27 400 IXA
Vaststelling van de begroting van de uitgaven en de ontvangsten van de Nationale Schuld (IXA) voor het jaar 2001

nr. 3
BIJLAGEN

Bijlagen 1 t/m 4 bij Memorie van toelichting

1. Lijst van gebruikte termen en hun betekenis 2

2. Overzicht van economische en functionele coderingen 5

3. Overzicht van relevante en niet-relevante uitgaven en ontvangsten 6

4. Toelichting inzake registratie rentelasten op transactiebasis 7

Een aantal algemene bijlagen is niet opgenomen, omdat deze voor de begroting IXA niet van belang resp. niet van toepassing is. Relevante informatie betrekking hebbende op begroting IXA en het Agentschap is zonodig opgenomen in de bijlagen van begroting IXB, te weten:

– de overzichten inzake personeelsgegevens

– de wetgevingsbijlage

– het overzicht van door de Staten-Generaal aanvaarde moties en door bewindslieden gedane toezeggingen

– het overzicht van geldende circulaires van het ministerie van Financiën

– het overzicht van aanbevelingen Nationale Ombudsman

– de subsidiebijlage

– de voorlichtingsbijlage

– het overzicht van aanschrijvingen die «regelrecht» zijn geworden

– het beleidsevaluatieprogramma

BIJLAGE 1 LIJST VAN GEBRUIKTE TERMEN EN HUN BETEKENIS

Agentschap

Een agentschap is een onderdeel van een ministerie waarvoor een afwijkend beheer wordt gevoerd, met als doel een doelmatiger beheer te realiseren. Het Agentschap van het Ministerie van Financiën heeft niet de status van een agentschap, maar vormt een directie binnen de Generale Thesaurie.

Amortisatie

Aflossing op eerder uitgegeven leningen door middel van inkoop.

Benchmarklening

Toonaangevende lening die een referentiekader biedt voor een bepaald looptijdsegment.

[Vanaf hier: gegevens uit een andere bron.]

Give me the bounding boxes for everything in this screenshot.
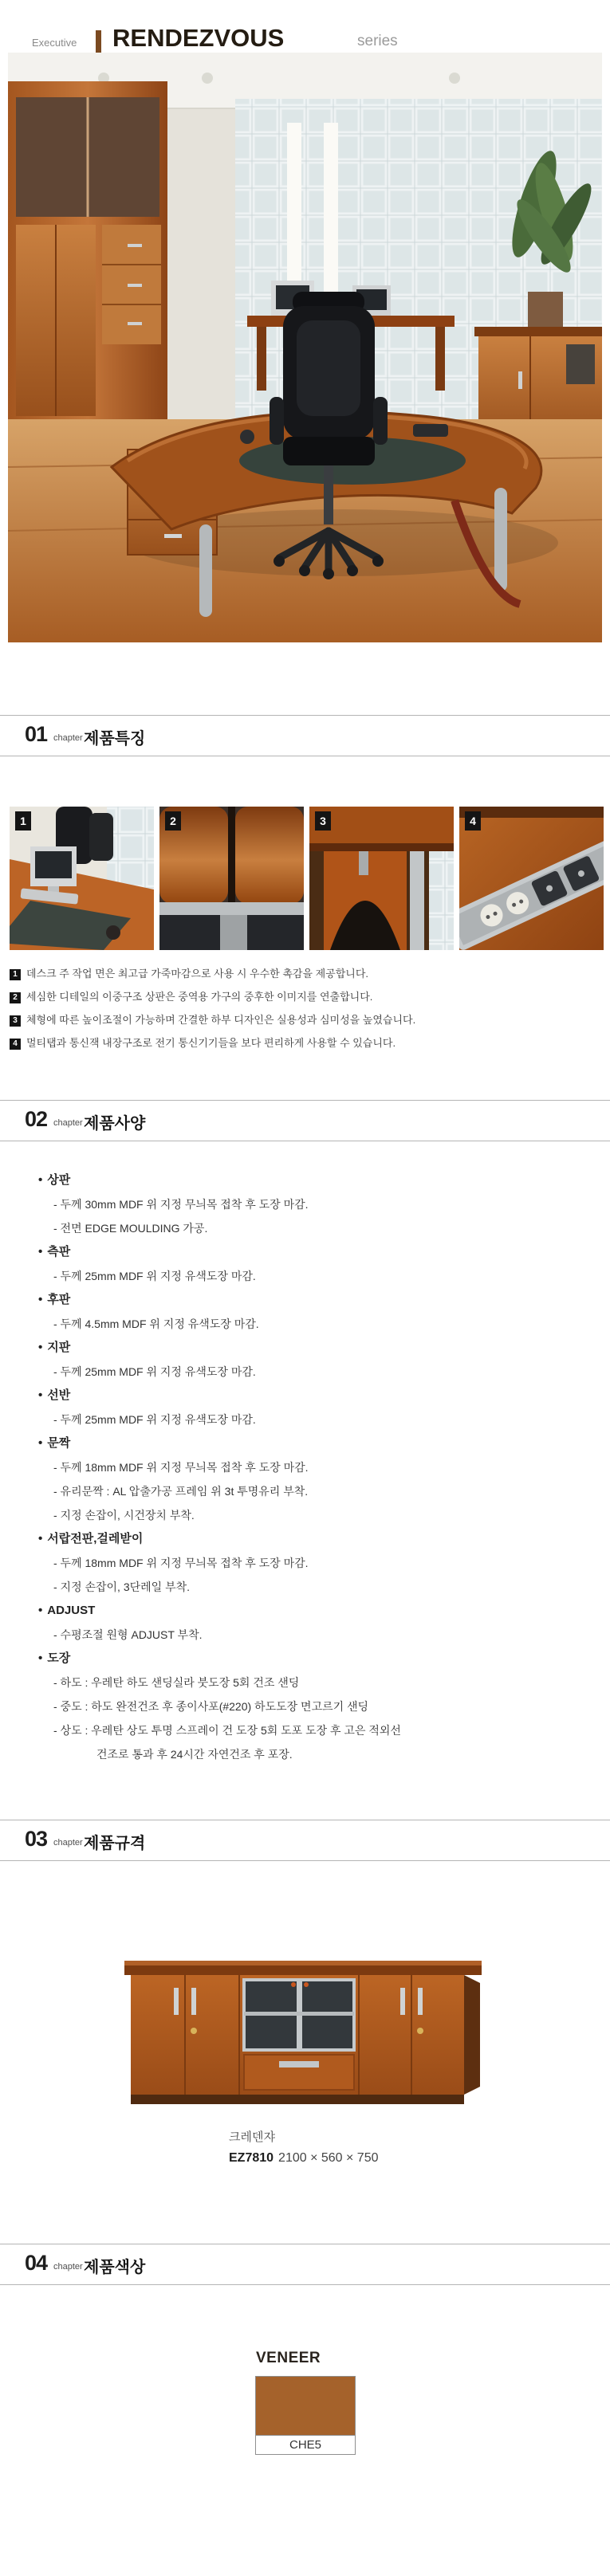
chapter-number: 01 <box>25 722 48 746</box>
spec-line-continuation: 건조로 통과 후 24시간 자연건조 후 포장. <box>96 1748 293 1761</box>
chapter-03-header <box>0 1820 610 1861</box>
series-subtitle: series <box>357 33 398 49</box>
hero-office-photo <box>8 53 602 642</box>
product-dimensions: 2100 × 560 × 750 <box>278 2151 379 2165</box>
chapter-label: chapter <box>53 1118 83 1128</box>
feature-image-4 <box>459 807 604 950</box>
veneer-swatch-color <box>256 2377 355 2435</box>
feature-item-3 <box>10 1011 600 1026</box>
chapter-number: 03 <box>25 1827 48 1851</box>
feature-text: 데스크 주 작업 면은 최고급 가죽마감으로 사용 시 우수한 촉감을 제공합니다. <box>26 968 369 980</box>
spec-line: - 두께 18mm MDF 위 지정 무늬목 접착 후 도장 마감. <box>53 1461 309 1474</box>
feature-item-1 <box>10 965 600 980</box>
chapter-title: 제품사양 <box>84 1115 146 1133</box>
spec-line: - 지정 손잡이, 시건장치 부착. <box>53 1509 195 1522</box>
spec-line: - 두께 18mm MDF 위 지정 무늬목 접착 후 도장 마감. <box>53 1557 309 1569</box>
product-model: EZ7810 <box>229 2151 274 2165</box>
veneer-swatch <box>255 2376 356 2455</box>
feature-photo-4 <box>459 807 604 950</box>
feature-image-number: 2 <box>165 811 181 831</box>
credenza-product-photo <box>120 1914 486 2112</box>
feature-image-number: 4 <box>465 811 481 831</box>
spec-heading: • 지판 <box>38 1336 565 1360</box>
spec-line: - 유리문짝 : AL 압출가공 프레임 위 3t 투명유리 부착. <box>53 1485 309 1498</box>
spec-line: - 두께 30mm MDF 위 지정 무늬목 접착 후 도장 마감. <box>53 1198 309 1211</box>
spec-heading: • 서랍전판,걸레받이 <box>38 1527 565 1551</box>
spec-heading: • 후판 <box>38 1288 565 1312</box>
feature-image-1 <box>10 807 154 950</box>
feature-text: 멀티탭과 통신잭 내장구조로 전기 통신기기들을 보다 편리하게 사용할 수 있습니다. <box>26 1037 396 1049</box>
series-title: RENDEZVOUS <box>112 24 285 52</box>
product-name: 크레덴쟈 <box>229 2130 275 2144</box>
feature-number-badge: 2 <box>10 992 21 1003</box>
chapter-label: chapter <box>53 2262 83 2272</box>
veneer-heading: VENEER <box>256 2350 321 2366</box>
spec-line: - 중도 : 하도 완전건조 후 종이사포(#220) 하도도장 면고르기 샌딩 <box>53 1700 369 1713</box>
feature-text: 체형에 따른 높이조절이 가능하며 간결한 하부 디자인은 실용성과 심미성을 높였습니다. <box>26 1014 416 1026</box>
spec-heading: • ADJUST <box>38 1599 565 1623</box>
series-eyebrow: Executive <box>32 37 77 49</box>
office-photo-illustration <box>8 53 602 642</box>
product-caption <box>229 2126 468 2168</box>
feature-item-4 <box>10 1035 600 1049</box>
spec-list <box>38 1168 565 1766</box>
spec-heading: • 측판 <box>38 1240 565 1264</box>
spec-heading: • 도장 <box>38 1647 565 1671</box>
spec-line: - 두께 25mm MDF 위 지정 유색도장 마감. <box>53 1270 256 1282</box>
chapter-label: chapter <box>53 1838 83 1848</box>
feature-number-badge: 4 <box>10 1039 21 1050</box>
feature-image-3 <box>309 807 454 950</box>
spec-line: - 두께 25mm MDF 위 지정 유색도장 마감. <box>53 1365 256 1378</box>
credenza-illustration <box>120 1914 486 2112</box>
chapter-label: chapter <box>53 733 83 743</box>
feature-image-number: 3 <box>315 811 331 831</box>
feature-image-number: 1 <box>15 811 31 831</box>
spec-line: - 두께 4.5mm MDF 위 지정 유색도장 마감. <box>53 1317 259 1330</box>
feature-number-badge: 1 <box>10 969 21 980</box>
feature-text: 세심한 디테일의 이중구조 상판은 중역용 가구의 중후한 이미지를 연출합니다. <box>26 991 373 1003</box>
chapter-02-header <box>0 1100 610 1141</box>
spec-heading: • 문짝 <box>38 1431 565 1455</box>
spec-line: - 상도 : 우레탄 상도 투명 스프레이 건 도장 5회 도포 도장 후 고은 적외선 <box>53 1724 401 1737</box>
chapter-01-header <box>0 715 610 756</box>
feature-photo-3 <box>309 807 454 950</box>
chapter-number: 04 <box>25 2251 48 2275</box>
feature-number-badge: 3 <box>10 1015 21 1027</box>
spec-line: - 하도 : 우레탄 하도 샌딩실라 붓도장 5회 건조 샌딩 <box>53 1676 300 1689</box>
chapter-04-header <box>0 2244 610 2285</box>
spec-heading: • 선반 <box>38 1384 565 1408</box>
feature-image-2 <box>159 807 304 950</box>
chapter-title: 제품규격 <box>84 1835 146 1852</box>
spec-line: - 지정 손잡이, 3단레일 부착. <box>53 1581 191 1593</box>
feature-photo-2 <box>159 807 304 950</box>
spec-line: - 수평조절 원형 ADJUST 부착. <box>53 1628 203 1641</box>
veneer-swatch-code: CHE5 <box>256 2435 355 2454</box>
chapter-number: 02 <box>25 1107 48 1131</box>
feature-item-2 <box>10 988 600 1003</box>
spec-heading: • 상판 <box>38 1168 565 1192</box>
chapter-title: 제품특징 <box>84 730 146 748</box>
accent-bar <box>96 30 101 54</box>
spec-line: - 전면 EDGE MOULDING 가공. <box>53 1222 208 1235</box>
chapter-title: 제품색상 <box>84 2259 146 2276</box>
product-spec <box>229 2149 468 2168</box>
feature-photo-1 <box>10 807 154 950</box>
spec-line: - 두께 25mm MDF 위 지정 유색도장 마감. <box>53 1413 256 1426</box>
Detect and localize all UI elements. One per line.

Buy- en sellbacktransactie

Een buy- en sellbacktransactie is een contante aankoop van een hoeveelheid stukken in combinatie met een gelijktijdig afgesloten termijnverkoop van dezelfde stukken (bijvoorbeeld staatsobligaties of DTC's). In de tussenliggende periode wordt de facto een bedrag in de geldmarkt uitgezet, waarover een rentevergoeding wordt ontvangen.

Call- en call-fixe leningen

Dagelijks opvraagbare geldmarktlening zonder onderpand met een looptijd van meestal 1 dag (call) tot enkele dagen (call-fixe).

Cash flow-at-risk

Cash flow-at-risk of budgetrisico is een risicomaatstaf die de mogelijke fluctuaties in de rentelasten op kasbasis ten opzichte van de rentelasten van de oorspronkelijke schuldportefeuille weergeeft over een bepaalde periode (meestal 5 jaar) bij een gegeven waarschijnlijkheid.

Clearing

Systeem van collectieve afwikkeling van effectentransacties door middel van af/bijschrijving op geld- en effectenrekeningen.

Disconto

Rente die vooraf wordt betaald.

Duration

De duration is een gewogen gemiddelde looptijd van de schuldportefeuille.

Dutch State Loans (DSL's)

Engelse benaming voor Nederlandse staatsleningen.

Dutch Treasury Certificates (DTC's)

Schuldbewijzen met een korte looptijd uitgegeven door het Rijk om tijdelijke kastekorten van het Rijk te financieren. DTC's worden uitgegeven en verhandeld op discontobasis.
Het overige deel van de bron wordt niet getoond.